Sur quoi établirait-on, en architecture, la loi d'unité, si ce n'était sur la structure, c'est-à-dire sur le moyen de bâtir? Serait-ce sur le goût? Mais le goût, en architecture, est-il autre chose que l'emploi convenable des moyens? Serait-ce sur certaines formes adoptées arbitrairement par un peuple, par une secte? Mais alors, si nous avons à côté de ces formes d'autres formes arbitrairement adoptées par un autre peuple ou une autre secte, nous aurons _deux_ unités. Nous voyons l'architecture des Hellènes parfaitement conforme aux lois de l'unité, parce que cette architecture ne ment jamais à ses moyens de structure; de même, chez les Romains (quand il s'agit des monuments bâtis suivant le mode romain); de même chez les Occidentaux du moyen âge, pendant les XIIe et XIIIe siècles. Cependant ces monuments sont fort dissemblables, et ils sont dissemblables parce qu'ils obéissent à la loi d'unité établie sur la structure. Le mode de structure changeant, la forme diffère nécessairement, mais il n'y a pas une unité grecque, une unité romaine, une unité du moyen âge. Un chêne ne ressemble point à un pied de fougère, ni un cheval à un lapin; végétaux et animaux obéissent cependant à l'unité organique qui régit tous les individus organisés.

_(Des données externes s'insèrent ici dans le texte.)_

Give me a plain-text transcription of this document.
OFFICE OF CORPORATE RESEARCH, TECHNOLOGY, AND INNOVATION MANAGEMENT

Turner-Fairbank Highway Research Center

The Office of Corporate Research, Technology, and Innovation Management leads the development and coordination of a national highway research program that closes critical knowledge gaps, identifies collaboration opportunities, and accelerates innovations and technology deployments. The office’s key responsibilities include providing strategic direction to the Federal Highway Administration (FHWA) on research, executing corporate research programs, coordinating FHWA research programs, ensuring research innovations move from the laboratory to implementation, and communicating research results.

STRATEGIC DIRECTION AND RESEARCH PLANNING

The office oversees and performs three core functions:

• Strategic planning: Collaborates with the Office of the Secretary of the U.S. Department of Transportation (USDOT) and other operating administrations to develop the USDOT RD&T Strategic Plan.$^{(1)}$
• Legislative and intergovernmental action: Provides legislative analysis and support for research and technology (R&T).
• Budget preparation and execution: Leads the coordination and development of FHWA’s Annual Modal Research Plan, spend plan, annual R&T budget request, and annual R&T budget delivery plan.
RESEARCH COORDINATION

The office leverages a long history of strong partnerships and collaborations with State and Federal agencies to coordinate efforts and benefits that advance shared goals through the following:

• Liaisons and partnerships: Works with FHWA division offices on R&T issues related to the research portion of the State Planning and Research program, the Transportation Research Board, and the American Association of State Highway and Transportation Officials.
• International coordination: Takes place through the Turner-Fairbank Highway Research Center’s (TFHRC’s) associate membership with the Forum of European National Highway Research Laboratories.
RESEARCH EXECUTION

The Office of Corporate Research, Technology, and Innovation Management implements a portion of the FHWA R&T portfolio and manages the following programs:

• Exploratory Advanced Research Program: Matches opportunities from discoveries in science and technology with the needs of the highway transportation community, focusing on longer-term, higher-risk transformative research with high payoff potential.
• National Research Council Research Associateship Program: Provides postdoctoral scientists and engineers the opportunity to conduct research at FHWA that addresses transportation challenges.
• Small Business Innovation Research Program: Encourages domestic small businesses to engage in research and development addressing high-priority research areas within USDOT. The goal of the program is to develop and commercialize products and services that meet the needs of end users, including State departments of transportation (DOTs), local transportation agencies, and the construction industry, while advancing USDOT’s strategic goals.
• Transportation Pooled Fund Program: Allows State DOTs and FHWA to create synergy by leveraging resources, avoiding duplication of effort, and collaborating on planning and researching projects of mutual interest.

De fait, l'unité ne peut exister dans l'architecture que si les expressions de cet art découlent du principe naturel. L'unité ne peut être une théorie, une formule; c'est une faculté inhérente à l'ordre universel, et que nous voyons adaptée aussi bien aux mouvements planétaires qu'aux plus infimes cristaux, aux végétaux comme aux animaux. M. Quatremère de Quincy, dans son _Dictionnaire d'architecture_[304] distingue, dans l'art de l'architecture, «différentes sortes d'_unités_ partielles, d'où résulte l'_unité_ générale d'un édifice». Cet auteur divise ainsi ce qu'il appelle les unités partielles, sans définir, d'ailleurs, ce que peut être une unité partielle:

«_Unité_ de système et de principe. _Unité_ de conception et de composition. _Unité_ de plan. _Unité_ d'élévation. _Unité_ de décoration et d'ornement. _Unité_ de style et de goût.»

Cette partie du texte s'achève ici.